Ziel dieser Arbeit war es, eine Methode zur Detektion und Quantifizierung des Transkriptes des BCR/ABL-Fusionsgens zu entwickeln, die sich für die Routineanlytik eignet und einen möglichst sensitiven Nachweis erlaubt. Unter diesen Voraussetzungen boten sich prinzipiell nur Methoden an, die auf der Polymerase-Kettenreaktion basieren. Da die Bruchpunkte, die zur Translokation führen, über einen weiten Bereich gestreut vorkommen, war es sinnvoll, die Quantifizierung des BCR/ABL-Fusionsgens über dessen Transkript zu führen und somit eine quantitative RT-PCR zu etablieren. Die Quantifizierung wurde zunächst über eine quantitative kompetitive RT-PCR durchgeführt. Zur Generierung eines internen Standards, der mit der gleichen Effizienz amplifiziert wird wie die Wildtyp-Sequenz wurde ein Plasmid mit integriertem BCR/ABL-cDNA-Fragment generiert, welches sich in einer singulären Restriktionsschnittstelle von der BCR/ABL-Wildtyp-Sequenz unterscheidet. Von diesem Plasmid wurde ein definiertes in-vitro-Transkripte synthetisiert und isoliert. Im Anschluß daran durchgeführte Titrationsexperimente bestätigten, daß es sich bei dem gewählten Standard um einen idealen Standard handelt, der mit der gleichen Effizienz wie die Wildtyp-Sequenz amplifiziert wird. Neben der Quantifizierung der RT-PCR-Produkte nach spezifischer Restriktionsspaltung mittels densitometrischer Gelbildanalyse wird hier eine neue Quantifizierungsmethode mittels kapillar-elektrophoretischer Auftrennung und LIF-Detektion der Fluorophor-markierten Spaltfragmente beschrieben. sie ist aber durch einfachere Handhabung und automatische Prozessierung der Proben und automatische Analyse der gewonnenen Daten besser für die Durchführung einer Routineanalyse geeignet.
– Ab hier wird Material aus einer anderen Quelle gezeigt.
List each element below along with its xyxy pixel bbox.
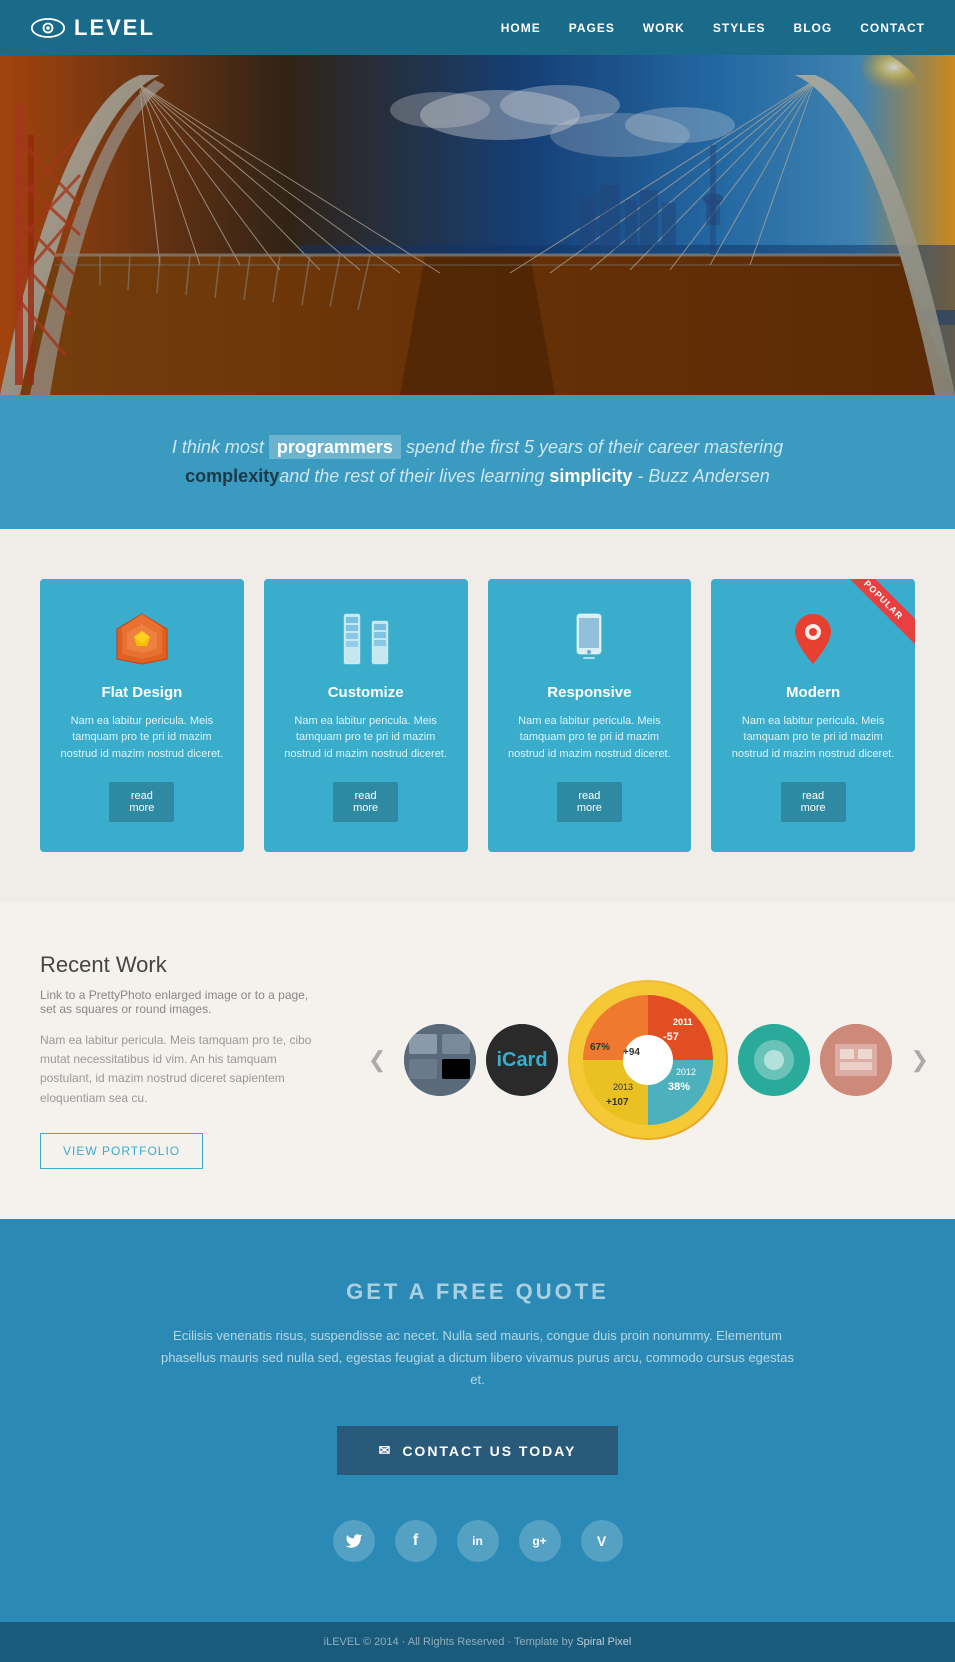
social-twitter[interactable] (333, 1520, 375, 1562)
nav-home[interactable]: HOME (501, 21, 541, 35)
read-more-modern-btn[interactable]: readmore (781, 782, 846, 822)
carousel-thumb-3[interactable] (738, 1024, 810, 1096)
hero-section (0, 55, 955, 395)
feature-desc-responsive: Nam ea labitur pericula. Meis tamquam pr… (508, 713, 672, 763)
footer: iLEVEL © 2014 · All Rights Reserved · Te… (0, 1622, 955, 1662)
contact-btn[interactable]: ✉ CONTACT US TODAY (337, 1426, 619, 1475)
quote-simplicity: simplicity (549, 466, 632, 486)
svg-text:+94: +94 (623, 1047, 640, 1058)
cta-title: GET A FREE QUOTE (40, 1279, 915, 1305)
social-facebook[interactable]: f (395, 1520, 437, 1562)
linkedin-icon: in (472, 1534, 483, 1548)
portfolio-chart[interactable]: 2011 -57 2012 38% 2013 +107 67% +94 (568, 980, 728, 1140)
hero-image (0, 55, 955, 395)
googleplus-icon: g+ (532, 1534, 546, 1548)
feature-desc-flat: Nam ea labitur pericula. Meis tamquam pr… (60, 713, 224, 763)
carousel-items: iCard 2011 -57 2012 38% (404, 980, 892, 1140)
contact-btn-label: CONTACT US TODAY (402, 1443, 576, 1459)
portfolio-carousel: ❮ iCard (360, 980, 937, 1140)
vimeo-icon: V (597, 1533, 606, 1549)
svg-text:2012: 2012 (676, 1067, 696, 1077)
nav-blog[interactable]: BLOG (794, 21, 833, 35)
recent-work-section: Recent Work Link to a PrettyPhoto enlarg… (0, 902, 955, 1219)
quote-text: I think most programmers spend the first… (80, 433, 875, 491)
quote-section: I think most programmers spend the first… (0, 395, 955, 529)
feature-card-customize: Customize Nam ea labitur pericula. Meis … (264, 579, 468, 853)
nav-pages[interactable]: PAGES (569, 21, 615, 35)
footer-brand-link[interactable]: Spiral Pixel (576, 1636, 631, 1648)
svg-text:2013: 2013 (613, 1082, 633, 1092)
recent-work-subtitle: Link to a PrettyPhoto enlarged image or … (40, 988, 320, 1016)
svg-text:iCard: iCard (497, 1049, 548, 1071)
cta-section: GET A FREE QUOTE Ecilisis venenatis risu… (0, 1219, 955, 1622)
features-grid: Flat Design Nam ea labitur pericula. Mei… (40, 579, 915, 853)
quote-rest: and the rest of their lives learning (279, 466, 549, 486)
social-linkedin[interactable]: in (457, 1520, 499, 1562)
cta-desc: Ecilisis venenatis risus, suspendisse ac… (158, 1325, 798, 1391)
navbar: LEVEL HOME PAGES WORK STYLES BLOG CONTAC… (0, 0, 955, 55)
carousel-prev-btn[interactable]: ❮ (360, 1047, 394, 1073)
feature-card-responsive: Responsive Nam ea labitur pericula. Meis… (488, 579, 692, 853)
social-icons: f in g+ V (40, 1520, 915, 1562)
logo-eye-icon (30, 18, 66, 38)
contact-envelope-icon: ✉ (379, 1442, 393, 1459)
modern-icon (783, 609, 843, 669)
feature-card-modern: Modern Nam ea labitur pericula. Meis tam… (711, 579, 915, 853)
read-more-flat-btn[interactable]: readmore (109, 782, 174, 822)
carousel-next-btn[interactable]: ❯ (902, 1047, 936, 1073)
flat-design-icon (112, 609, 172, 669)
feature-desc-modern: Nam ea labitur pericula. Meis tamquam pr… (731, 713, 895, 763)
svg-text:+107: +107 (606, 1097, 629, 1108)
carousel-thumb-2[interactable]: iCard (486, 1024, 558, 1096)
read-more-customize-btn[interactable]: readmore (333, 782, 398, 822)
footer-text: iLEVEL © 2014 · All Rights Reserved · Te… (324, 1636, 577, 1648)
recent-work-title: Recent Work (40, 952, 320, 978)
responsive-icon (559, 609, 619, 669)
social-vimeo[interactable]: V (581, 1520, 623, 1562)
quote-mid: spend the first 5 years of their career … (401, 437, 783, 457)
quote-prefix: I think most (172, 437, 269, 457)
logo[interactable]: LEVEL (30, 15, 155, 41)
logo-text: LEVEL (74, 15, 155, 41)
svg-text:67%: 67% (590, 1042, 610, 1053)
svg-text:2011: 2011 (673, 1017, 693, 1027)
facebook-icon: f (413, 1532, 418, 1550)
recent-work-text: Recent Work Link to a PrettyPhoto enlarg… (40, 952, 320, 1169)
quote-author: - Buzz Andersen (632, 466, 769, 486)
quote-complexity: complexity (185, 466, 279, 486)
customize-icon (336, 609, 396, 669)
feature-title-responsive: Responsive (508, 684, 672, 701)
nav-contact[interactable]: CONTACT (860, 21, 925, 35)
carousel-thumb-1[interactable] (404, 1024, 476, 1096)
feature-card-flat-design: Flat Design Nam ea labitur pericula. Mei… (40, 579, 244, 853)
svg-text:38%: 38% (668, 1081, 690, 1093)
feature-title-customize: Customize (284, 684, 448, 701)
recent-work-desc: Nam ea labitur pericula. Meis tamquam pr… (40, 1031, 320, 1108)
read-more-responsive-btn[interactable]: readmore (557, 782, 622, 822)
carousel-thumb-4[interactable] (820, 1024, 892, 1096)
social-googleplus[interactable]: g+ (519, 1520, 561, 1562)
nav-styles[interactable]: STYLES (713, 21, 766, 35)
view-portfolio-btn[interactable]: VIEW PORTFOLIO (40, 1133, 203, 1169)
feature-title-flat: Flat Design (60, 684, 224, 701)
nav-work[interactable]: WORK (643, 21, 685, 35)
quote-highlight: programmers (269, 435, 401, 459)
feature-title-modern: Modern (731, 684, 895, 701)
svg-text:-57: -57 (663, 1031, 679, 1043)
feature-desc-customize: Nam ea labitur pericula. Meis tamquam pr… (284, 713, 448, 763)
nav-links: HOME PAGES WORK STYLES BLOG CONTACT (501, 19, 925, 37)
features-section: Flat Design Nam ea labitur pericula. Mei… (0, 529, 955, 903)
Im zweiten Teil dieser Arbeit wurde eine neue, auf real-time-Detektion basierende RT-PCR-Methode zur Quantifizierung des BCR/ABL-Transkriptes entwickelt. Diese Methode basiert auf einer online-Fluoreszenzdetektion während der PCR. In dieser Arbeit wurde eine Ein-Schritt real-time RT-PCR entwickelt, die in der Lage ist, eine Leukämiezelle in 10⁵ gesunden Zellen nachzuweisen und zudem eine genaue Quantifizierung bis hinunter zu 100 Transkriptkopien erlaubt. Weiterhin erlaubt sie erstmals Quantifizierungen über einen linearen Meßbereich von 6 Größenordnungen. Durch Verwendung von BCR/ABL-spezifischen HybProbes entfällt aufgrund der hohen Spezifität der Sonden eine weitere Analyse der Proben. Um mögliche Qualitätsunterschiede der Patienten-RNA auszugleichen, wurde zudem ein Primer/Sonden-System für das Transkript des housekeeping-Gens PBGD etabliert und die Methode durch Analyse von CML-Patienten-Proben verifiziert.